Der Staat akzeptiert das Selbstbestimmungsrecht der Frau, stellt es über das Lebensrecht des ungeborenen Kindes und lässt eine Abtreibung unter bestimmten Bedingungen zu. Davor ist nämlich eine eingehende Beratung in speziellen Schwangerschaftskonflikt-Beratungsstellen Pflicht. Sämtliche Alternativen zur Abtreibung müssen der schwangeren Frau vor Augen geführt werden. Und natürlich muss ein qualifizierter Arzt den Eingriff vornehmen.

Ähnliche Regeln könnte es für Sterbehilfevereine geben, damit der Tod - im besten Fall auch aktiv - legal herbeigeführt werden kann. Der Todeswunsch muss unmissverständlich sein. Aufgabe der Vereine müsste Beratung sein. Dem Todeswilligen müssen alle Möglichkeiten gezeigt werden, die ihm sein Leben wieder lebenswert erscheinen lassen könnten. Ein Arzt muss immer einbezogen sein.

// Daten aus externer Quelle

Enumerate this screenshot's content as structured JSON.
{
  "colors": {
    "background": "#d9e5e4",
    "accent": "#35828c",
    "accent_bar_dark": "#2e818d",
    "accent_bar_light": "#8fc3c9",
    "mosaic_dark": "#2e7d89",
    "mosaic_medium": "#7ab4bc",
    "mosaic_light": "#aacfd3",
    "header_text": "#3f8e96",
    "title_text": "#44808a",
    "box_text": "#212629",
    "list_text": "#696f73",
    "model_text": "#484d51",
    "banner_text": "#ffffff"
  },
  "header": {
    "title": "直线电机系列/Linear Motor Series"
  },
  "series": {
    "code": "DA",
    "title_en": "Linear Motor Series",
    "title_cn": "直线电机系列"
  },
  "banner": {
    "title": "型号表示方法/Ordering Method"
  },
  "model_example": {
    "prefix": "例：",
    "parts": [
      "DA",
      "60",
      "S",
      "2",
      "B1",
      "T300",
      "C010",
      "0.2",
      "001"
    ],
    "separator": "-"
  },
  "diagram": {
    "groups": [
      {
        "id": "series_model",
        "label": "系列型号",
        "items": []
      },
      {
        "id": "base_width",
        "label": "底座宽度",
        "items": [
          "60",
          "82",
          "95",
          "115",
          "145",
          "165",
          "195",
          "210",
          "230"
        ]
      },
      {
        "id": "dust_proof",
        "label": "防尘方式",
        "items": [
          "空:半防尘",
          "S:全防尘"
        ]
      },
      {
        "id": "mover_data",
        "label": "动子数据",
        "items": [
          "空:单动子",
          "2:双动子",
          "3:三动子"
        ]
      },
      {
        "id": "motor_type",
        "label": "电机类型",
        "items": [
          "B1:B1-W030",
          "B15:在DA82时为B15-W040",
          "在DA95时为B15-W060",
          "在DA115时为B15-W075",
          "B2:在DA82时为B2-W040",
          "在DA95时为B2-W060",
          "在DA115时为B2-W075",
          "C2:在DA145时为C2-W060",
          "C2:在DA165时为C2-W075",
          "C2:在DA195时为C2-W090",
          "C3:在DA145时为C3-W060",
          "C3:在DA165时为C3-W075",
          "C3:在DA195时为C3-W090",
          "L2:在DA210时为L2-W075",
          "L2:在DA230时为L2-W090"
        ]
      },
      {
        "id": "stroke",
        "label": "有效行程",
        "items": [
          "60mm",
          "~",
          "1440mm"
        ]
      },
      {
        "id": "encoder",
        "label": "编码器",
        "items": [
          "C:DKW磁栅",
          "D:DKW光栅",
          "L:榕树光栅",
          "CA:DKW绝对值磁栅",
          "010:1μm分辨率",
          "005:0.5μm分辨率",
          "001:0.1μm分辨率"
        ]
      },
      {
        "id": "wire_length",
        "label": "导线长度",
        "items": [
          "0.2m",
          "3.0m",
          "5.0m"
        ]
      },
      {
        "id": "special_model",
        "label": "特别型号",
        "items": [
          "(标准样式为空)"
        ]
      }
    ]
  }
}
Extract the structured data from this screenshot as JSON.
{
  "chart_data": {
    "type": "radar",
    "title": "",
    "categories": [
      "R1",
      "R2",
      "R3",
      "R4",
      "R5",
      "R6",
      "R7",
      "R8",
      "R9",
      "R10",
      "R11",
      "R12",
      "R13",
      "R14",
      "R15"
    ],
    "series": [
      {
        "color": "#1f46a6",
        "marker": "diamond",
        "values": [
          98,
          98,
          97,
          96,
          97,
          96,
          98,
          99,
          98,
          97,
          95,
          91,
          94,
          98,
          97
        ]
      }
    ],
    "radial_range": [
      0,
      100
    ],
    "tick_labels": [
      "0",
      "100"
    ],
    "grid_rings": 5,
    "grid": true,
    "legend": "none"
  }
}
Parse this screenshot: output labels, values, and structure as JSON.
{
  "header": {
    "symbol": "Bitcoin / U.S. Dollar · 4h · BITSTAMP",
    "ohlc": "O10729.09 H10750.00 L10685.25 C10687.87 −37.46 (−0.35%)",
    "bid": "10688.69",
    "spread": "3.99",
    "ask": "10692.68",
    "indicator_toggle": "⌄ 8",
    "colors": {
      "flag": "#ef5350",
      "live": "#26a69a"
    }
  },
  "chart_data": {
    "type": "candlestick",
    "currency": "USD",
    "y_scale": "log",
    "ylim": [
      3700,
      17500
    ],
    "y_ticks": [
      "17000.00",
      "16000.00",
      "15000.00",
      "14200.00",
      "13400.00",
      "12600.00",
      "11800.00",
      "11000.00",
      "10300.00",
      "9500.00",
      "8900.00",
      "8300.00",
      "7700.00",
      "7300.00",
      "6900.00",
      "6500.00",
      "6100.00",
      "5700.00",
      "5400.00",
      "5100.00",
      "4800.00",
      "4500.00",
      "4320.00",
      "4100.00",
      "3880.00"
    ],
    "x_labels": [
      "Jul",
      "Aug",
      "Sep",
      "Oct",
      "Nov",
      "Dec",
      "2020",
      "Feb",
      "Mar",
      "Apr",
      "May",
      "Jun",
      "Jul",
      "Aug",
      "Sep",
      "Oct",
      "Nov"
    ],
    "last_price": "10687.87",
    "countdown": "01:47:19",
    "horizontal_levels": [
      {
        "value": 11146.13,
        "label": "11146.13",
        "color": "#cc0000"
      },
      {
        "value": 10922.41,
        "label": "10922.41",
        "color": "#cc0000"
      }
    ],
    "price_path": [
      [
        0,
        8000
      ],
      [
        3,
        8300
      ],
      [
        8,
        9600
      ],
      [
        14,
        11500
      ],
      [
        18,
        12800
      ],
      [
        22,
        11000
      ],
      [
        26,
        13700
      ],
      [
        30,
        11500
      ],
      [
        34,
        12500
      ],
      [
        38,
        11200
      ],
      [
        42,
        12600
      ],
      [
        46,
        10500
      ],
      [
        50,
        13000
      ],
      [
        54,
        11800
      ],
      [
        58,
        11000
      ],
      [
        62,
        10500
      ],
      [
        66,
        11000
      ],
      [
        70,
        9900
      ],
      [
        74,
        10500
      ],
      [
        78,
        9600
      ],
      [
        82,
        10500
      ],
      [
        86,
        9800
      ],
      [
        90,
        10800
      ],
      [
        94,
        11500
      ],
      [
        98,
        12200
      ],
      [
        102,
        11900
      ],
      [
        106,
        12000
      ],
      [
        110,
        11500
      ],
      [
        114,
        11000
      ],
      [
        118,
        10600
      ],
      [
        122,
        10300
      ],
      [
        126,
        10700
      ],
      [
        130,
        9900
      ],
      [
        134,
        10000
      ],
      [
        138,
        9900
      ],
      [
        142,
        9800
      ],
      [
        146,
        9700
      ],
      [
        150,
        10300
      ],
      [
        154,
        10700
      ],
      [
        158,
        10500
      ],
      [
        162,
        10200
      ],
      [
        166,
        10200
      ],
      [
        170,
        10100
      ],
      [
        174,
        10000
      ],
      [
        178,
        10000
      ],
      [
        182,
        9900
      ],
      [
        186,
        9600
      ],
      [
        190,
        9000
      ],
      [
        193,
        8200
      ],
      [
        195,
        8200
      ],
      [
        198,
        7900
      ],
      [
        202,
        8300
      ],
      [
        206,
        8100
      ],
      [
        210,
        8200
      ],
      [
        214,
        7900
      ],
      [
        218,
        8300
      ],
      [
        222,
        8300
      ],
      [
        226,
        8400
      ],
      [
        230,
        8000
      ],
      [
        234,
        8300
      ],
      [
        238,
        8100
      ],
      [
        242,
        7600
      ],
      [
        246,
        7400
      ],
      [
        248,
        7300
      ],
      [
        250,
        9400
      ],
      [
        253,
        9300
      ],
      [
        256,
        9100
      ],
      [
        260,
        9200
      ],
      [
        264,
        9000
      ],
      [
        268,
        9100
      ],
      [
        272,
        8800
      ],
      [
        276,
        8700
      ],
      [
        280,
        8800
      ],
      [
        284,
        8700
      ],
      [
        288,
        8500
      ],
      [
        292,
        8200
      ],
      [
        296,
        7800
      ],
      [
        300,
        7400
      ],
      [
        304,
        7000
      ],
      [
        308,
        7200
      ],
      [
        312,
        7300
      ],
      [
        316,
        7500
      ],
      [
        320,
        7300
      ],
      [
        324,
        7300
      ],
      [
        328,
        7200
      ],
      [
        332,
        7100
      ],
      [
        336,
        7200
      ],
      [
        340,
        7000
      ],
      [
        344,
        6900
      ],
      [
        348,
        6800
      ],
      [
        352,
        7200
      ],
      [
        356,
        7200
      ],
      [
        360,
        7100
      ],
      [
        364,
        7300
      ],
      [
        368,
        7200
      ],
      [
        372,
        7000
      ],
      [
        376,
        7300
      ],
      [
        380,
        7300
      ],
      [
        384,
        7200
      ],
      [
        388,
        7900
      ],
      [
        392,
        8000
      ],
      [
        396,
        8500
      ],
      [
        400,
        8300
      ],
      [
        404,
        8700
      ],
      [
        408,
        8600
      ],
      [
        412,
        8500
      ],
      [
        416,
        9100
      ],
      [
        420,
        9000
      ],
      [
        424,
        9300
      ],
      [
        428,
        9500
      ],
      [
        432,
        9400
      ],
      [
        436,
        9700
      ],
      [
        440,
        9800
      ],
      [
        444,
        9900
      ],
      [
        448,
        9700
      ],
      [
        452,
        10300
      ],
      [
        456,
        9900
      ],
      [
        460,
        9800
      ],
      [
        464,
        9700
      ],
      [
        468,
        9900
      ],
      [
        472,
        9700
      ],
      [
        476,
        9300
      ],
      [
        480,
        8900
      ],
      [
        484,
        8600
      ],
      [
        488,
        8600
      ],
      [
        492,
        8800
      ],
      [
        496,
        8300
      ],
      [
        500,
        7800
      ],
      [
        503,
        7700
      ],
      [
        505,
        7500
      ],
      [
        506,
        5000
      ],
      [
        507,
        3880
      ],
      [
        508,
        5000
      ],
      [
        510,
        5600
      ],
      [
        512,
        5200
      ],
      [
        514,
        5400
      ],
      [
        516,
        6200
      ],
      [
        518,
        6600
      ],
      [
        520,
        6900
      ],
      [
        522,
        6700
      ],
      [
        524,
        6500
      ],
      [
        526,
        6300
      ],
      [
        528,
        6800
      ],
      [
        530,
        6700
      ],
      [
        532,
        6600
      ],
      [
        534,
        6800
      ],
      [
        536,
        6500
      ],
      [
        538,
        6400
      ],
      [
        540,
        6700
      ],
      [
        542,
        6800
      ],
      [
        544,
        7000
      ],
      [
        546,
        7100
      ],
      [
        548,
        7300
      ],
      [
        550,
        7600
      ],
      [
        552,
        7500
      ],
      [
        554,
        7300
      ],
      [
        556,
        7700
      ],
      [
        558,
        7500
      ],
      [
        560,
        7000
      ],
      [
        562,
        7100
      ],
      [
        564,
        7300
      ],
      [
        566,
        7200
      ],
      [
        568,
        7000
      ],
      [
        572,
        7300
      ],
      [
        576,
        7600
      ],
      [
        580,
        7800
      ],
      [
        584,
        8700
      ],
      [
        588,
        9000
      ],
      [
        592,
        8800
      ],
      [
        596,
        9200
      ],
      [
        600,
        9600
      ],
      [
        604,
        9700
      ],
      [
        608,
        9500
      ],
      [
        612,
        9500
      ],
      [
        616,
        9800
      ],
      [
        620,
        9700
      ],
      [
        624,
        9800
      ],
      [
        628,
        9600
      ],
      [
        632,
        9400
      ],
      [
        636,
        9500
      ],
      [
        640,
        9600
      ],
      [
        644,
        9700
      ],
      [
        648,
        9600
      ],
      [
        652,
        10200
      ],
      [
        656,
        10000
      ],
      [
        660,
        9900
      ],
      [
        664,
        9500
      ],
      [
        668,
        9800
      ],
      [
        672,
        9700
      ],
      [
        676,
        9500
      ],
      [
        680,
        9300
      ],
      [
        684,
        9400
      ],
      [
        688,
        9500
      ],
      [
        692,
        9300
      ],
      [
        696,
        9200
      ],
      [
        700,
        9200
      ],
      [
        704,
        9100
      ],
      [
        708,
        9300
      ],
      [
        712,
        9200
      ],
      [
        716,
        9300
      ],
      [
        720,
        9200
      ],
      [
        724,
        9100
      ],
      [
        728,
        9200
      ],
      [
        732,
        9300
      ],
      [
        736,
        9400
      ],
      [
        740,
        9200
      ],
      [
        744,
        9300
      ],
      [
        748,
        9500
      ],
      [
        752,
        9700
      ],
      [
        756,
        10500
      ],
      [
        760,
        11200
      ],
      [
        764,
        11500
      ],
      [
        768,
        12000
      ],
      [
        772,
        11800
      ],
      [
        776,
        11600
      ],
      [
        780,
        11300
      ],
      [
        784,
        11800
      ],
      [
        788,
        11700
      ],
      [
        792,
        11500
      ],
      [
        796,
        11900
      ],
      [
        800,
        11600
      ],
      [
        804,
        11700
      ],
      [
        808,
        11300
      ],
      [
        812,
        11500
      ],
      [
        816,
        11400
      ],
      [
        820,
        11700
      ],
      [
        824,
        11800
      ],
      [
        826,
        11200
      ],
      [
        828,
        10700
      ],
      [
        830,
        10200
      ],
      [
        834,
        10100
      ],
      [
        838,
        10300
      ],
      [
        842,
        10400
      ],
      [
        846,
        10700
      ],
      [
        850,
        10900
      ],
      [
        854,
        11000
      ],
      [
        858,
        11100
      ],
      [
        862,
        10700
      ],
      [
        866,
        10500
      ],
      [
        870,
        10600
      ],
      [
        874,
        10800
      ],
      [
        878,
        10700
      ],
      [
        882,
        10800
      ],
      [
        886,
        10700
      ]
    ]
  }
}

Der Staat ist gefragt, die Pflegeheime zu menschenwürdigen Orten des Lebens zu machen. Es müssen mehr und bessere Plätze in Sterbehäusern, den Hospizen geschaffen werden. Die Schmerzbehandlung, die Palliativmedizin, muss ausgebaut werden. Niemand soll sich den Tod wünschen, weil er schlecht gepflegt wird oder vermeidbare Schmerzen ertragen muss. Es muss staatliche Pflicht sein, dafür Sorge zu tragen.

Wer dann immer noch den Tod sucht, dem darf der Staat diesen schweren Schritt nicht verweigern.